Check out the Au 101: API Types Exercise!

Takeaways

  1. We strive for unit safety. If we can check the unit-correctness of every individual line of code, by inspection, in isolation, we can reduce cognitive load, and write code faster and more robustly.

  2. To store a raw numeric value safely inside of a quantity object, call the quantity maker whose name is the unit of interest.

    • For example, meters(3) is quantity representing 3\,\text{m}, stored as int.
  3. To retrieve a stored numeric value from a quantity q, call q.in(units), where units was the quantity maker used in the first place.

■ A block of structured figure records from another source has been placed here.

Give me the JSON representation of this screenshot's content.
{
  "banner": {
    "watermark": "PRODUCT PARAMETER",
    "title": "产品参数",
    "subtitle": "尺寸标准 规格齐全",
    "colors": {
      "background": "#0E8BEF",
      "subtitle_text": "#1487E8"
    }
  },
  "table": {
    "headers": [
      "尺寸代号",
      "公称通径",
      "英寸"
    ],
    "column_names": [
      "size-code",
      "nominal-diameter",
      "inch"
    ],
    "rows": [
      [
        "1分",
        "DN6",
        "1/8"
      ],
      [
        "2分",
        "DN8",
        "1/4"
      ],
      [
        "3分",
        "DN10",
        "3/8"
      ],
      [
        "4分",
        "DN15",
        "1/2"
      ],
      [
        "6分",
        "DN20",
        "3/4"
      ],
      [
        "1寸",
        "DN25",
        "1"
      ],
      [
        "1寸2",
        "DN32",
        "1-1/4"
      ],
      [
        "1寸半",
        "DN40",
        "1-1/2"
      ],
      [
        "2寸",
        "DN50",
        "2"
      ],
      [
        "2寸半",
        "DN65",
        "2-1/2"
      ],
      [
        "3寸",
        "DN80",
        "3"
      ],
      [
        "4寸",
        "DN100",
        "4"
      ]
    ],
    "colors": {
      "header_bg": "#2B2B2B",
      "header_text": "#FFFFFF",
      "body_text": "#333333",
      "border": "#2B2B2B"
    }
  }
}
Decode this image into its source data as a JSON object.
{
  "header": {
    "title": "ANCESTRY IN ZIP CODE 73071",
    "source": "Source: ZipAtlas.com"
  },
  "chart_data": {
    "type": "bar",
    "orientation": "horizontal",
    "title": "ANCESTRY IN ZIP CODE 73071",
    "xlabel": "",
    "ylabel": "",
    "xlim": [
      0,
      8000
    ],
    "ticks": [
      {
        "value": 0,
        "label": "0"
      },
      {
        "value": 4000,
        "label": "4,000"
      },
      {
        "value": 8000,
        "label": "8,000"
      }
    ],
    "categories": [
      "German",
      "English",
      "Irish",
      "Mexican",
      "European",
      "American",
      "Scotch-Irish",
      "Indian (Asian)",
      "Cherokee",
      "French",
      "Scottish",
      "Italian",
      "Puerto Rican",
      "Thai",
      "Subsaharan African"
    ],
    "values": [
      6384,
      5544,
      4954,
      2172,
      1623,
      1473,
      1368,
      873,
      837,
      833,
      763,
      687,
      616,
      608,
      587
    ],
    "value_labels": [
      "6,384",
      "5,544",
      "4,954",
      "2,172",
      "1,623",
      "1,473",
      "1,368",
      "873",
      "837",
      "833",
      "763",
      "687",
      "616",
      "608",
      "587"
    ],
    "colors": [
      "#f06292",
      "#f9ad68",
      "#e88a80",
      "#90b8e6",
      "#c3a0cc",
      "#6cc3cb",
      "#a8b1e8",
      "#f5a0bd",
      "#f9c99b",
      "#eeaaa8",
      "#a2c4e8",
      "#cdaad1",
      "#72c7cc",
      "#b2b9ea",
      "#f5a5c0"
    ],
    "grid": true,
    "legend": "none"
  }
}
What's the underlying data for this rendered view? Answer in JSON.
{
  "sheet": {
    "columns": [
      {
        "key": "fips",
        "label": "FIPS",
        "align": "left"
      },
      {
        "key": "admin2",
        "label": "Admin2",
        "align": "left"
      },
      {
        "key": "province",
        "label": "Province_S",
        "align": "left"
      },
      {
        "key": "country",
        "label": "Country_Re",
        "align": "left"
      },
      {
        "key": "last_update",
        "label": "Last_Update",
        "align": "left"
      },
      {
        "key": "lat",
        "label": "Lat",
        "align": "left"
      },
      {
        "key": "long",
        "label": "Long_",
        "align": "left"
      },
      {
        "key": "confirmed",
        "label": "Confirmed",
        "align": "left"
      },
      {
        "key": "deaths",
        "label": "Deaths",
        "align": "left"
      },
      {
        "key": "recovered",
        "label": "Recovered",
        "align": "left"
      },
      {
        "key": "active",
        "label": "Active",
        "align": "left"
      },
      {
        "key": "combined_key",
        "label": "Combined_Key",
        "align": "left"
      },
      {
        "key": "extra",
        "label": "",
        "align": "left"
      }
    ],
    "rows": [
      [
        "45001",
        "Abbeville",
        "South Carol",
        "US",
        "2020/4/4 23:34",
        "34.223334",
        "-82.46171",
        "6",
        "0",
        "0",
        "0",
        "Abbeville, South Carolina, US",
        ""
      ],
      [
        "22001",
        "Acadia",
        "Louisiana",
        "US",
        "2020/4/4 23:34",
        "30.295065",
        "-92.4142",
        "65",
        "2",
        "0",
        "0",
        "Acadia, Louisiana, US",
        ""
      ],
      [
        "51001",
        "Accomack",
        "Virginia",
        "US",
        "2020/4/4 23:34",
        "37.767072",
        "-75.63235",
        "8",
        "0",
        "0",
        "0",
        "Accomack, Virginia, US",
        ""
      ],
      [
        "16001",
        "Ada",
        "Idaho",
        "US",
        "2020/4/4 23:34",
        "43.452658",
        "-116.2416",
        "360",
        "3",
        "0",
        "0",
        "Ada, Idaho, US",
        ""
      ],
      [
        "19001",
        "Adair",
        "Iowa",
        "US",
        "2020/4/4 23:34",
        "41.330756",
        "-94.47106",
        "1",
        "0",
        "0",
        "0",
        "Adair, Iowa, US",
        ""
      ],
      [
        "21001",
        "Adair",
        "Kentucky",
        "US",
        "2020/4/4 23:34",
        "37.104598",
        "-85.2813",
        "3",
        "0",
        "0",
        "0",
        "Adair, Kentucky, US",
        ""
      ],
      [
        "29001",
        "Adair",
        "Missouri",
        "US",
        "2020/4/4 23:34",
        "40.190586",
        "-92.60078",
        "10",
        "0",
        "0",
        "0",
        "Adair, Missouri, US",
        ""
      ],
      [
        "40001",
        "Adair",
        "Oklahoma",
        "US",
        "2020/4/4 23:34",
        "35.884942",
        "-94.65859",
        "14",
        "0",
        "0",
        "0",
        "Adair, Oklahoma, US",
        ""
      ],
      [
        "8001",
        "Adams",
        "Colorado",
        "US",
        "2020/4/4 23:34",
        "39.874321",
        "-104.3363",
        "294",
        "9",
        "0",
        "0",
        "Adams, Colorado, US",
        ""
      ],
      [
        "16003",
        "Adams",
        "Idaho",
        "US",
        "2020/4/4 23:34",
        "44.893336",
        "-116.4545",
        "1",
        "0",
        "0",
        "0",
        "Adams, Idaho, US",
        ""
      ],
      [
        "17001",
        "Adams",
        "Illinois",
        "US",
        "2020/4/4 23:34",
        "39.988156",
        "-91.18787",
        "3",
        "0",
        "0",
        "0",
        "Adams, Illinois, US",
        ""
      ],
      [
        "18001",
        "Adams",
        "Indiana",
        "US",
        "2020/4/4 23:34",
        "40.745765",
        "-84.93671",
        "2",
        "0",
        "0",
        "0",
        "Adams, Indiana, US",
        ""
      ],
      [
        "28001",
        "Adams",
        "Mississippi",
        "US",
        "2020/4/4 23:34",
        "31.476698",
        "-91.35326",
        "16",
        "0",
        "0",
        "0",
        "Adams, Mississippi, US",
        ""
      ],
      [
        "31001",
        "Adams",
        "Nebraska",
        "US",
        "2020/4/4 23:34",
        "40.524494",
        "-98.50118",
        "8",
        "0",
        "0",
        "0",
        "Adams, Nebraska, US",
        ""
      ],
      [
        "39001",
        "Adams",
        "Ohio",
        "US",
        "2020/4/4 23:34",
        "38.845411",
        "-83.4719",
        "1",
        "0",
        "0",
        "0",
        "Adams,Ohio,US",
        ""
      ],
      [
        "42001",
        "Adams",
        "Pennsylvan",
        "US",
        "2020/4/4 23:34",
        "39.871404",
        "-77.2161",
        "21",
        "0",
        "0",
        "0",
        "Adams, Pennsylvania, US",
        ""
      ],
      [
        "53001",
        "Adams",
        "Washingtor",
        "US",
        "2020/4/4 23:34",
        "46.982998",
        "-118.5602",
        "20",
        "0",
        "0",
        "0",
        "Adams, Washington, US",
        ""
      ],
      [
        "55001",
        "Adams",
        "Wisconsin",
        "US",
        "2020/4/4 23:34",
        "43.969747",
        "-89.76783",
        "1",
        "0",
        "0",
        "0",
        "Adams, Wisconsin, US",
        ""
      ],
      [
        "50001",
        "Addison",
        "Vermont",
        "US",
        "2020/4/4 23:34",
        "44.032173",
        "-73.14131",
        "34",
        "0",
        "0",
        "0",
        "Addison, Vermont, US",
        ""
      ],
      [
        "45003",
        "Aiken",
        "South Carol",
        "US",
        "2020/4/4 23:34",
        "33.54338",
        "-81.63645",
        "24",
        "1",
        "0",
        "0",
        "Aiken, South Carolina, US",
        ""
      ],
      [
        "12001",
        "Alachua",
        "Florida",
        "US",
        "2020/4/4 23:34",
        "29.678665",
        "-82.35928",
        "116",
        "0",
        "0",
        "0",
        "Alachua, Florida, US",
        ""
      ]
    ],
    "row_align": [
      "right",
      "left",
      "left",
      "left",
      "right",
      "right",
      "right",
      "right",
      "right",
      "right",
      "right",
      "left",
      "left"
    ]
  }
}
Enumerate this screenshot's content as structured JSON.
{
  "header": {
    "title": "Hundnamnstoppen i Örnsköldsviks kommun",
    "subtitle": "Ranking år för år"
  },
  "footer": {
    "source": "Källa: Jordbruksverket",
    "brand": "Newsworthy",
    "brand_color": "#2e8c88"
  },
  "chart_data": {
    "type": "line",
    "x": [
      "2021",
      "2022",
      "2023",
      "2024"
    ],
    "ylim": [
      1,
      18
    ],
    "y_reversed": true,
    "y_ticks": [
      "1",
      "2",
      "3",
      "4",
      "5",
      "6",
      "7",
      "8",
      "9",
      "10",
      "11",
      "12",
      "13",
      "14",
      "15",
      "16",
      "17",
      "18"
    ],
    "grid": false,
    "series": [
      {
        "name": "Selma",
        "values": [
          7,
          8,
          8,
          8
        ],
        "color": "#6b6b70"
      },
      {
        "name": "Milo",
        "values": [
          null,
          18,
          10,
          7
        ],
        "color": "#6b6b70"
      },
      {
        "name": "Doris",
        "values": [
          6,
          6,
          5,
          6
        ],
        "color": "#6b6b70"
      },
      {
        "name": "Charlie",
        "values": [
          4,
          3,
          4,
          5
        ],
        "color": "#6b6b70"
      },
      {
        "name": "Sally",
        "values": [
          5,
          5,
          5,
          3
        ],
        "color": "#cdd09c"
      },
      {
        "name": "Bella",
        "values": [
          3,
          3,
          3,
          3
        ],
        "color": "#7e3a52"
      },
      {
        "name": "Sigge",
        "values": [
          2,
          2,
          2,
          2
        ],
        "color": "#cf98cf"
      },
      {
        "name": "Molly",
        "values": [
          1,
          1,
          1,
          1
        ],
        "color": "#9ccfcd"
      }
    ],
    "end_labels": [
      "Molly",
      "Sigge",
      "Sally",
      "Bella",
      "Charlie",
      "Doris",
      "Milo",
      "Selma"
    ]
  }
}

    • For example, meters(3).in(meters) is simply 3.
  4. Quantity makers compose: you can multiply, divide, and raise them to powers to get a new quantity maker.

    • For example, (meters / second) is a quantity maker which you can call like any other.
      (meters / second)(5) represents the quantity 5\,\text{m/s}.

Tip

Au only contains unit-safe interfaces. That’s why simply storing the value in a quantity is enough to achieve unit-safety!


  1. To take the example from std::chrono::duration, note that the system clock has different resolutions on different widely used toolchains. gcc uses 1\,\text{ns}, MSVC uses 100\,\text{ns}, and clang uses 1000\,\text{ns}. So if you subtracted two calls to std::chrono::system_clock::now() and called .count(), your answers would vary by 3 orders of magnitude on different compilers! This is not to say that doing so would be a good use of the chrono library. It’s not, and that’s the point: a bare call to .count() gives the reader no idea how to interpret its result. 

  2. What about adding, subtracting, and comparing quantities of different units, but the same dimensions—like comparing seconds(100) to minutes(1), or adding inches(1) to feet(6)? In most cases, we do support this as well, but it’s a more advanced usage which we’ll discuss further in future lessons.